Wednesday 3 April 2019

Scientists Working on a Periodic Table for Ecology

An adult male Green Basilisk lizard hangs out in a tree in the rainforest of Costa Rica. A team of ecologists has been working to summarise and simplify the idea of niche to eventually predict how different ecosystems will evolve as a result of climate change.

In 1867, Russian chemist Dmitri Mendeleev was writing a chemistry textbook, but it wasn't going well. At the time, only 56 elements were known to exist, but Mendeleev was having a tough time figuring out how to organize them in a way that would demonstrate their relationships to each other. But then, as legend has it, he had a dream which showed him not only how to organize the known elements by atomic weight and chemical reactivity, but also allowed him to predict other elements that had yet to be discovered.

Mendeleev accomplished in this single night's sleep what scientists from pretty much every discipline would kill for: a straightforward, predictive way to organize and depict complicated information. For ecologists, for instance, this might be a model that could distill the enormous complexity of how an organism functions within the ecological community in which it lives.

Scientists have been intrigued by the idea since the early 1970s, when Robert MacArthur, an evolutionary ecologist, had the idea of ordering organisms similarly to chemistry’s periodic table, in which elements are organized by the combination of certain chemical properties, the configuration of their electrons and their atomic number (number of protons).

So in 2015, a group of ecologists published a paper in the journal Ecology Letters in order to take a stab at what had long been discussed but had never been attempted: creating a periodic table for ecological niches, similar to the periodic table for elements in chemistry, which would essentially represent the complex roles different species play within a community. This could include how they reproduce, what they do for food and shelter, how they protect themselves, how they interact with their living and nonliving neighbors, and so on.

The approach of producing periodic tables of niches is a way to organize species according to sets of functional traits that have known influences for ecological performance. It is an approach that allows us to make an abstract concept approachable for empirical study.

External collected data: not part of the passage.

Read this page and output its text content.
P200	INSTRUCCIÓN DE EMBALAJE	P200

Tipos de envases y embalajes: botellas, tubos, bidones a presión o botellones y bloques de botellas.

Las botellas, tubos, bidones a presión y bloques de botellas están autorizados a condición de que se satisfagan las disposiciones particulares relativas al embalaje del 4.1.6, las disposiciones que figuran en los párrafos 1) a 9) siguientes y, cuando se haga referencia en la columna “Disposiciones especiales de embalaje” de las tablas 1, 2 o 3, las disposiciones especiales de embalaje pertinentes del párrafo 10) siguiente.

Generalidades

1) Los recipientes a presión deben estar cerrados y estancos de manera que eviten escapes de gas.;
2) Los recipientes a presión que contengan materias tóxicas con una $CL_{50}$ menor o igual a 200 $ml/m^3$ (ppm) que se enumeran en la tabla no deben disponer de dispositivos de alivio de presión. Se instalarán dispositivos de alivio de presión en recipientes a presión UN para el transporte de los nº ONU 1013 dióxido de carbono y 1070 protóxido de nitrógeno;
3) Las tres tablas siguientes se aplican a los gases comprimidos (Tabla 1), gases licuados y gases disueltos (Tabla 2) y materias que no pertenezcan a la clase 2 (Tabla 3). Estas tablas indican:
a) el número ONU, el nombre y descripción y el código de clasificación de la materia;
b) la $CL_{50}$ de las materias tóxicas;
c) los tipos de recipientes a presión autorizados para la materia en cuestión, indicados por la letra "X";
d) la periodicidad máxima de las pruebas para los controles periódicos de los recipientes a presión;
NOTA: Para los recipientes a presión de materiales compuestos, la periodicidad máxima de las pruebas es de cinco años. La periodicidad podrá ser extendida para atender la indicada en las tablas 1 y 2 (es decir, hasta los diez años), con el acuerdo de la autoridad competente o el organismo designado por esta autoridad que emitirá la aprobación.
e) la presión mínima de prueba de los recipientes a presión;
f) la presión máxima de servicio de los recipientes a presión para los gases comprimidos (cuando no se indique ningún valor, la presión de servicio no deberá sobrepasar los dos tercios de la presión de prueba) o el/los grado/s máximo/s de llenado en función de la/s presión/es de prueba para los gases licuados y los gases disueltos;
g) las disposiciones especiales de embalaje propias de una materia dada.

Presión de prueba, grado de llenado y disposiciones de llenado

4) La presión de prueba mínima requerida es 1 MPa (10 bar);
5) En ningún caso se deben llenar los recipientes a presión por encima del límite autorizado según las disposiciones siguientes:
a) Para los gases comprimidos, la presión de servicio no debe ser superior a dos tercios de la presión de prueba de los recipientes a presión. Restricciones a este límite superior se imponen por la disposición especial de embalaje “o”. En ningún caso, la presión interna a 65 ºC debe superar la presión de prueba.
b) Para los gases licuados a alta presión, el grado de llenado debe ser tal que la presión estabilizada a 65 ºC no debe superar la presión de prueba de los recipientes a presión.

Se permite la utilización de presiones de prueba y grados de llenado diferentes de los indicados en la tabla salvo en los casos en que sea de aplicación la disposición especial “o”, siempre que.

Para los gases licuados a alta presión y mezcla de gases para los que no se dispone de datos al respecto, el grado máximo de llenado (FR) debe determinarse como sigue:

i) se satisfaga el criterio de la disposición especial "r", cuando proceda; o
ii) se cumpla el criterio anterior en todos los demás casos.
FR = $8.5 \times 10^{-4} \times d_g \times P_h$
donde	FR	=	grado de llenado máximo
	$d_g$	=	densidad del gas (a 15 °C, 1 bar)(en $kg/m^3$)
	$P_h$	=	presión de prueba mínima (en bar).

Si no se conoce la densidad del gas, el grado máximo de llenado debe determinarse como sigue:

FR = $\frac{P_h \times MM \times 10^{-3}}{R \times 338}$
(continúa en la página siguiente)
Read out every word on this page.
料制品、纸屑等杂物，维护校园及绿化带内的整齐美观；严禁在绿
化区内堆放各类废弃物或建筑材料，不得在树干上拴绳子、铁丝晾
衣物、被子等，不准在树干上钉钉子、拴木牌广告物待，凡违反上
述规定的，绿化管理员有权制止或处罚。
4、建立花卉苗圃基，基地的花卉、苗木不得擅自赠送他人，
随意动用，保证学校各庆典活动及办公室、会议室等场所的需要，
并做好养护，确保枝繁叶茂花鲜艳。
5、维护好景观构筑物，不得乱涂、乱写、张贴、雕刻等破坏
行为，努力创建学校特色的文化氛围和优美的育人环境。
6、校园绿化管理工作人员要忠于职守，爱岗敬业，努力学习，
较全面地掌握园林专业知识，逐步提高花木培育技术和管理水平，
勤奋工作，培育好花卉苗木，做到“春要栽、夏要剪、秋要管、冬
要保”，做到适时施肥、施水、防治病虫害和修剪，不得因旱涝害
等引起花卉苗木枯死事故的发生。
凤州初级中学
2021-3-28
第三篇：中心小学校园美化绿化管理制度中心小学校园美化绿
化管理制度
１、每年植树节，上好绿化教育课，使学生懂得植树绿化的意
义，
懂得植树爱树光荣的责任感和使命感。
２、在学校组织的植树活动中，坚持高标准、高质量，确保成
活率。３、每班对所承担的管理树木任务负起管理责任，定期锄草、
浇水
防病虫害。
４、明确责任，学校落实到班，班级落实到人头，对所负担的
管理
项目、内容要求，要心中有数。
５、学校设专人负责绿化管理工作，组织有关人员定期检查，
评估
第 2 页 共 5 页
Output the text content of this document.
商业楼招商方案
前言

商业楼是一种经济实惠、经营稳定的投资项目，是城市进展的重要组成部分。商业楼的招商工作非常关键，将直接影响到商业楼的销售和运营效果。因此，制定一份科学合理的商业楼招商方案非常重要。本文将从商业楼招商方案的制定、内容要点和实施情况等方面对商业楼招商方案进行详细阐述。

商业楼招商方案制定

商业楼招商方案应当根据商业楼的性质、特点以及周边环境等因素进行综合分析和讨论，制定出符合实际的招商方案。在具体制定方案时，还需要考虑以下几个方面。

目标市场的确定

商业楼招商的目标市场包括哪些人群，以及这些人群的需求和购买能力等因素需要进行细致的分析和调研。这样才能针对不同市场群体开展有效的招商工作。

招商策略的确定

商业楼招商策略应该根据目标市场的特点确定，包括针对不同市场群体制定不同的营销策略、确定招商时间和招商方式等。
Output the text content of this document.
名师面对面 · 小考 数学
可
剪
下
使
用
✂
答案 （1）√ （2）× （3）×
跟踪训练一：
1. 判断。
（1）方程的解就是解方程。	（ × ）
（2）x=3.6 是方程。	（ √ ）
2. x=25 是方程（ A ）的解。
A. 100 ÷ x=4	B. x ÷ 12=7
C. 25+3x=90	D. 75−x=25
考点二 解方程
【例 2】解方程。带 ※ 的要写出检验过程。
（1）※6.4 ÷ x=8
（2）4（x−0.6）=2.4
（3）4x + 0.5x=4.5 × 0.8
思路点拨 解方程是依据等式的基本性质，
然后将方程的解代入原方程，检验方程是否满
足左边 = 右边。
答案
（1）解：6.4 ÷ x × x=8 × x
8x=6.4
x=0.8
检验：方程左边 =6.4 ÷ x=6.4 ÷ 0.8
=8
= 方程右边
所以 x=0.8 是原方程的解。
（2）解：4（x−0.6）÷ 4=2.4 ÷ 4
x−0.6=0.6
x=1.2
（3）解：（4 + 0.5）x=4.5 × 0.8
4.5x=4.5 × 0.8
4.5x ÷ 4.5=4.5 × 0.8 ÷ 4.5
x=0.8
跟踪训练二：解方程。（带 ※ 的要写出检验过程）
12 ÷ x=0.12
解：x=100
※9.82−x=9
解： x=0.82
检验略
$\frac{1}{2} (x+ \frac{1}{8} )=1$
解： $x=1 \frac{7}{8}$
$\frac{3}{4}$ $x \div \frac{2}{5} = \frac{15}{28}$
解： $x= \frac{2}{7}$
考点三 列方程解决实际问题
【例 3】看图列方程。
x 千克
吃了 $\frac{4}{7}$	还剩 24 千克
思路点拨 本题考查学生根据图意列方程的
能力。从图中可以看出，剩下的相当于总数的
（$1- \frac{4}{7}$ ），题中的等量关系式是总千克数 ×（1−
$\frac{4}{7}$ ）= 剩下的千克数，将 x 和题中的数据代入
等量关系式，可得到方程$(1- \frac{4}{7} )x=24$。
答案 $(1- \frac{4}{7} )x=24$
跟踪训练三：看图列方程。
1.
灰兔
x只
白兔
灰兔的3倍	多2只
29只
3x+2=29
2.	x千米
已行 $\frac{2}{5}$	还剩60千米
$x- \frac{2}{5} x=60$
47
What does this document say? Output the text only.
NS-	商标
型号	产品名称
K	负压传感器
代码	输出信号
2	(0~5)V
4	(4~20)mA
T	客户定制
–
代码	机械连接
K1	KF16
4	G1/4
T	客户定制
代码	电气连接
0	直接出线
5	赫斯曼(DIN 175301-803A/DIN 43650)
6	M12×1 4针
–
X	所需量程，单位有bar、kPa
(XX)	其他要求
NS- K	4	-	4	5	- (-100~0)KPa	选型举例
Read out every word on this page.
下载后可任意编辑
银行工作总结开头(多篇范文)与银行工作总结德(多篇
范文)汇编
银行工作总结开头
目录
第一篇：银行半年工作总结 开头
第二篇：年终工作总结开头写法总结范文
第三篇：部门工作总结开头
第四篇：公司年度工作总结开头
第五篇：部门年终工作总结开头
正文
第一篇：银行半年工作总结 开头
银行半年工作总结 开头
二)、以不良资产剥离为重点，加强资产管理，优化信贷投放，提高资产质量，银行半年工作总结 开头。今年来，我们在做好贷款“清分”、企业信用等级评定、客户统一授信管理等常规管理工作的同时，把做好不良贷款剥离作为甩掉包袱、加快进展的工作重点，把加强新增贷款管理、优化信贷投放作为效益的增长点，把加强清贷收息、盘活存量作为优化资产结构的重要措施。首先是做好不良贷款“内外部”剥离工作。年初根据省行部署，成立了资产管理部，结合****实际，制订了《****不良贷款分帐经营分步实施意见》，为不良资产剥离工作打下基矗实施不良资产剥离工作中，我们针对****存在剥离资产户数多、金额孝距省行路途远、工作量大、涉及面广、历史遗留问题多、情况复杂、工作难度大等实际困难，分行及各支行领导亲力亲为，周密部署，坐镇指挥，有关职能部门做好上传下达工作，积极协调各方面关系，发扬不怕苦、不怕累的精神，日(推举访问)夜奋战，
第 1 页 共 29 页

Instead of looking at all the possible demands a species might make on its living situation — acceptable ranges of nutrients like nitrogen and phosphorous, temperature, moisture, soil type (and one species might have hundreds of requirements) — the authors chose just a few essential properties to capture the idea of a niche: diet, habitat, life history, metabolism and defense mechanisms.

The Lizard Model

The research team published a study in November 2017 in The American Naturalist as a way to begin the task of putting this idea to work on ... the world's lizards. They compiled as much data as they could on 134 lizard species, from 24 of the 38 lizard families living on four of Earth's continents today. Then they took their five essential properties of niche, listing between seven and 15 variables for each, and then began crunching the numbers.

Through creating models of their data, they found what they might have expected to find: that lizards are like many other organisms — they evolve to interact with their habitats, forage for food, and observe active and inactive times each day, no matter where they live. For instance, lizards that fill a certain niche in South America have similar traits to lizards that fill similar niches in Australia, Africa or America, even though they're not very closely related, evolutionarily speaking.

Because we can see similarities between lizards that occupy similar niches in completely different places, summarizing and simplifying the idea of niche in this way might eventually help researchers to predict how different ecosystems will evolve as a result of climate change.

Simplifying the Structure

The researchers have used this lizard study to confirm that it may just be possible to simplify the idea of niche from hundreds of dimensions to just five. So, while we don't have an ecological periodic table just yet, perhaps it's not too far off.